I SEE that our former Prime Minister Gordon Brown re-entered the political fray this week with a speech calling upon the UK to become a partnership of equals.

Sounds interesting. I, like many, remain unsure whether the involvement of both Gordon Brown and Alistair Darling boosts the No campaign, or pushes people towards the Yes campaign.

If this new initiative carries such merit, it is interesting to ponder on the reasons why they chose not to do it during their many years in power.

Much more likely is that the increasingly probable spectre of an independent Scotland is concentrating minds and bringing devolution policies into sharp focus.

Mr Brown, supported by LibDem Sir Menzies Campbell, is calling upon all camps in the Better Together Campaign to unify behind a vision of Devolution Max in Scotland.

This would include some controls over income tax, where Mr Brown says the first 5p of tax could go to the Scottish Government, with 15p going to Westminster.

It is a proposal that will matter little to most of the electorate, as it remains unclear to them quite how such a division would improve our lot.

As it is, the involvement of Mr Brown is another attempt by the Better Together campaign to occupy the political central ground.

More and more powers for an almost independent Scotland would surely kill off the notion of real independence.

On the opposite side of the debate, the SNP continues to reel from the seemingly never ending list of companies who say they're "off" if Scotland becomes independent.

A little like the sterling issue, there appears to be no Plan B for such announcements, each of which deals a blow to the prospect of a Yes vote.

WITH all parties still seeking to occupy the middle ground, it feels like both camps have run a little out of steam.

I am sure that they will re-energise as the spring turns to summer.

With over one in 10 Scots still undecided, the independence referendum is still there to be won or lost.

Or, with the increasingly centrist policies of both campaigns, the undecided may elect to stay just that.

THIS week's walkout at the Faslane nuclear submarine base was, at the very least, seriously concerning to many of us.

The 800 staff walked out in a dispute over pay, led by their union, Unite. The base, home to Trident, our nuclear deterrent, is run by private firm Babcock.

Unite claim the 2% pay rise offered is less than the 9% that bosses were paid.

They are also angry that the top four company directors will share bonuses of some £7 million.

I have to confess that my sympathy, on this issue, lies with the workforce.

A workforce, for whom this strike is their first strike in 42 years.

However, I have little time for strike action.

Having experienced it at first hand, neither side wins.

It inevitably ends with at least two losers, one of which may have lost slightly less than the other.

In many countries around the world, key safety staff, ie firefighters and nuclear staff, are prevented from taking strike action on the grounds of public safety.

In my opinion, the same judgements should apply here.

The Government, not the private sector, should determine pay and conditions in such services, as they do with the military and the police.

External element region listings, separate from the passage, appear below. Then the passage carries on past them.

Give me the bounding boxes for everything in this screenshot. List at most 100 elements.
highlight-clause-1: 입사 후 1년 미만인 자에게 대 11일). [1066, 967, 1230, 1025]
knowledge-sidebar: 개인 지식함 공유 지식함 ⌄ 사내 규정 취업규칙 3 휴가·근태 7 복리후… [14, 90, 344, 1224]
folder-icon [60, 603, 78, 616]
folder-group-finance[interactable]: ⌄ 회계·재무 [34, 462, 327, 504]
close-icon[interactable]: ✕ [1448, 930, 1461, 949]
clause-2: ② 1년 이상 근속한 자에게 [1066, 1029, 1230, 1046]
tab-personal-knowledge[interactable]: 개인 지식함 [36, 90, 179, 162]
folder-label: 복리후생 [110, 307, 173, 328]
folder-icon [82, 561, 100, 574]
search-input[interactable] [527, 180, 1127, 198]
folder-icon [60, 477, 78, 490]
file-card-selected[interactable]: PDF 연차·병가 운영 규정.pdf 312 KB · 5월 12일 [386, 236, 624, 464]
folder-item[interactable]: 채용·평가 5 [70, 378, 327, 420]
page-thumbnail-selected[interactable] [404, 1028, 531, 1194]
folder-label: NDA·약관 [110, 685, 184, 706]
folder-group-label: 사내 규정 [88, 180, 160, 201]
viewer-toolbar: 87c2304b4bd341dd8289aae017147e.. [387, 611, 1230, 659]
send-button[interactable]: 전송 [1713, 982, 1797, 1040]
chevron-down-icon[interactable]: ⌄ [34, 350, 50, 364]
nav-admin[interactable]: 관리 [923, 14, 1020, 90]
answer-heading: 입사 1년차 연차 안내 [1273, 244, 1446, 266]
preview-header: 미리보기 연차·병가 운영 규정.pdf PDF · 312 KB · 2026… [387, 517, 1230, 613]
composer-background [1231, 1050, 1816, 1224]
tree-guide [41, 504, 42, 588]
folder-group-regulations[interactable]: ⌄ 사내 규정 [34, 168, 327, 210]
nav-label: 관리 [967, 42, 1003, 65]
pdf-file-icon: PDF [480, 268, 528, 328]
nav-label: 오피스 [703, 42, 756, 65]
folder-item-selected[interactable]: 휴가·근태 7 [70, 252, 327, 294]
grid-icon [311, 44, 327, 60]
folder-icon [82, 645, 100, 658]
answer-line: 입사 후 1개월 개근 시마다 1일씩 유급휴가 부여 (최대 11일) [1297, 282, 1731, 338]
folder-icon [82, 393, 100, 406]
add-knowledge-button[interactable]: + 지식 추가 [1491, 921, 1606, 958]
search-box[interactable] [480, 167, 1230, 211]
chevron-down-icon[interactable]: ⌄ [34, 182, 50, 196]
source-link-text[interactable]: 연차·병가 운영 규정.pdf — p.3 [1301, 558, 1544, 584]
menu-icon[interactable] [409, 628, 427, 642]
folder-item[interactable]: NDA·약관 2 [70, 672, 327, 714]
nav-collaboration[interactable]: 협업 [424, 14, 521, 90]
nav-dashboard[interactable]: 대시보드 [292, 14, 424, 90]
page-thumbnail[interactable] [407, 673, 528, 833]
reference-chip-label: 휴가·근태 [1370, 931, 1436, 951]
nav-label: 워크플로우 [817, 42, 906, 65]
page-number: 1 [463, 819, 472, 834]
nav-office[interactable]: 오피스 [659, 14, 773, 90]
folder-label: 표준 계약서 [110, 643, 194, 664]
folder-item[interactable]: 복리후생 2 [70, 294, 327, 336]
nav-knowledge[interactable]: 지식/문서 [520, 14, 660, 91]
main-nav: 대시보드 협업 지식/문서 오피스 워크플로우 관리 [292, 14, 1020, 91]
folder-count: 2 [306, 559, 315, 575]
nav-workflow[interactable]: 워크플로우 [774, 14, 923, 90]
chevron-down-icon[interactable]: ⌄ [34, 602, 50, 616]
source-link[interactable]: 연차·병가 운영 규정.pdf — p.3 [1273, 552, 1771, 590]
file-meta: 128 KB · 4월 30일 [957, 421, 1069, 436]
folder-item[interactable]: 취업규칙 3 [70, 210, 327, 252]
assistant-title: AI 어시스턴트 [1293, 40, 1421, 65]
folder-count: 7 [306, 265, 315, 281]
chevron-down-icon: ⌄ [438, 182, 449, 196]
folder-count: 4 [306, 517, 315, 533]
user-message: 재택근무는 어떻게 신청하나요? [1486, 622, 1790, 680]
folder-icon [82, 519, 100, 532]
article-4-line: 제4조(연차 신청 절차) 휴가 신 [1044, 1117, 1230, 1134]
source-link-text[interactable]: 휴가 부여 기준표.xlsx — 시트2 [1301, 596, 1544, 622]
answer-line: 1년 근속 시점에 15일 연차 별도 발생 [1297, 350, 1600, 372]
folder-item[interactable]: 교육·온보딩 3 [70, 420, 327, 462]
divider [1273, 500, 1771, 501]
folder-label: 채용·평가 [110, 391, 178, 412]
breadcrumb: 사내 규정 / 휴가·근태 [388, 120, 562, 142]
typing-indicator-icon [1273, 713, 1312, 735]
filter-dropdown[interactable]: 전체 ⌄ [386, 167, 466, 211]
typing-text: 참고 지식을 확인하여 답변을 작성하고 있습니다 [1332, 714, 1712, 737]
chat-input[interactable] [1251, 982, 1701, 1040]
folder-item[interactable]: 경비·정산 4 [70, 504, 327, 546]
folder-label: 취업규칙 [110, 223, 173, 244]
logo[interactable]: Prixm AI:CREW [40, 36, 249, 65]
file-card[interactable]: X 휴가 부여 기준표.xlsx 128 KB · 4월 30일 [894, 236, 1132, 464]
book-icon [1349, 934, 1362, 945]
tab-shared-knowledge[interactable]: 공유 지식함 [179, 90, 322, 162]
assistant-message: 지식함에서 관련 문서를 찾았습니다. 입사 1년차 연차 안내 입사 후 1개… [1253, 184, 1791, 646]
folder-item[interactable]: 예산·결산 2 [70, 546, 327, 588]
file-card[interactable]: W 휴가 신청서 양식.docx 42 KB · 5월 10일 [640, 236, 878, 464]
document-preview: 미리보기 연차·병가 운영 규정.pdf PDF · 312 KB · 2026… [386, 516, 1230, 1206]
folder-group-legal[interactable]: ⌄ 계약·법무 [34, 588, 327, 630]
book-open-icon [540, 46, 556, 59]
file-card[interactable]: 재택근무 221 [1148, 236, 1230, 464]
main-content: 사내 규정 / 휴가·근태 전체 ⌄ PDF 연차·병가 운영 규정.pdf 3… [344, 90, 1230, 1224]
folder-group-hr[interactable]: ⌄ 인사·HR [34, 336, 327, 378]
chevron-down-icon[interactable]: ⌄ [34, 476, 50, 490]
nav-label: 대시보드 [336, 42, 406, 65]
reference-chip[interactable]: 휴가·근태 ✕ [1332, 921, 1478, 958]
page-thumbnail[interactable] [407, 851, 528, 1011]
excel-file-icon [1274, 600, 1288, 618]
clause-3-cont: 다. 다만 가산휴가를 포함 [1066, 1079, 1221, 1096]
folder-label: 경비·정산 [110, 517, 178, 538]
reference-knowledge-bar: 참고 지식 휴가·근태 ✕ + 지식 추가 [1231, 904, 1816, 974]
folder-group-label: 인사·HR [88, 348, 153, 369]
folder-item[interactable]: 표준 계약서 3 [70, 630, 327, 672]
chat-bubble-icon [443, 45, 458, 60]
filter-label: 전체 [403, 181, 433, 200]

How many jobs would have been lost had the Grangemouth refinery been allowed to close?

Out of touch bosses and politically ambitious union officials shouldn't be allowed to close down the provision of key services.

The workforce at Faslane deserve fair pay, and the public deserve to be reassured of the safety of our nuclear threat.

Time then that the Government does what Governments are elected to do ... intervene and fix the issue.

ACCORDING to the British Chambers of Commerce, and a number of business analysts, the green shoots of economic recovery are now as strong as the early spring flowers in the garden.

They forecast that by this summer, the size of the UK economy will overtake the peak level it was at before the 2008 crash.

Although youth unemployment remains stubbornly high, most other indicators point to sustained growth.

The last five years have brought misery and difficulty for many in our society.

With businesses now rehiring and interest rates low, the opportunity exists for many to work their way back into credit.

That can only be sustained by employers paying a decent, living wage.

As spring turns to summer, let's hope that it is a season of prosperity.

Prosperity, shared amongst all.

A separate and unequal society has never worked and it never will.

It would be wonderful to reflect upon a summer of relative prosperity, rather than the icy blast of a cold winter ahead.

All equal, all fair, fingers crossed.

I SEE that the clock is now ticking on the introduction of a new regulator of the payday loans industry.

The new Financial Conduct Authority (FCA) plans to toughen up the rules on lending and interest rates and stop companies making a fast buck out of those who are most needy and vulnerable.

The FCA will take over regulation of the industry on April 1.

The industry reckons that the rules on compliance will see 25% of payday loan companies unable to comply and, as a consequence, go out of business.

Just a shame that the figure wasn't as high as their interest rates.

100% going out of business, now that's a nice figure.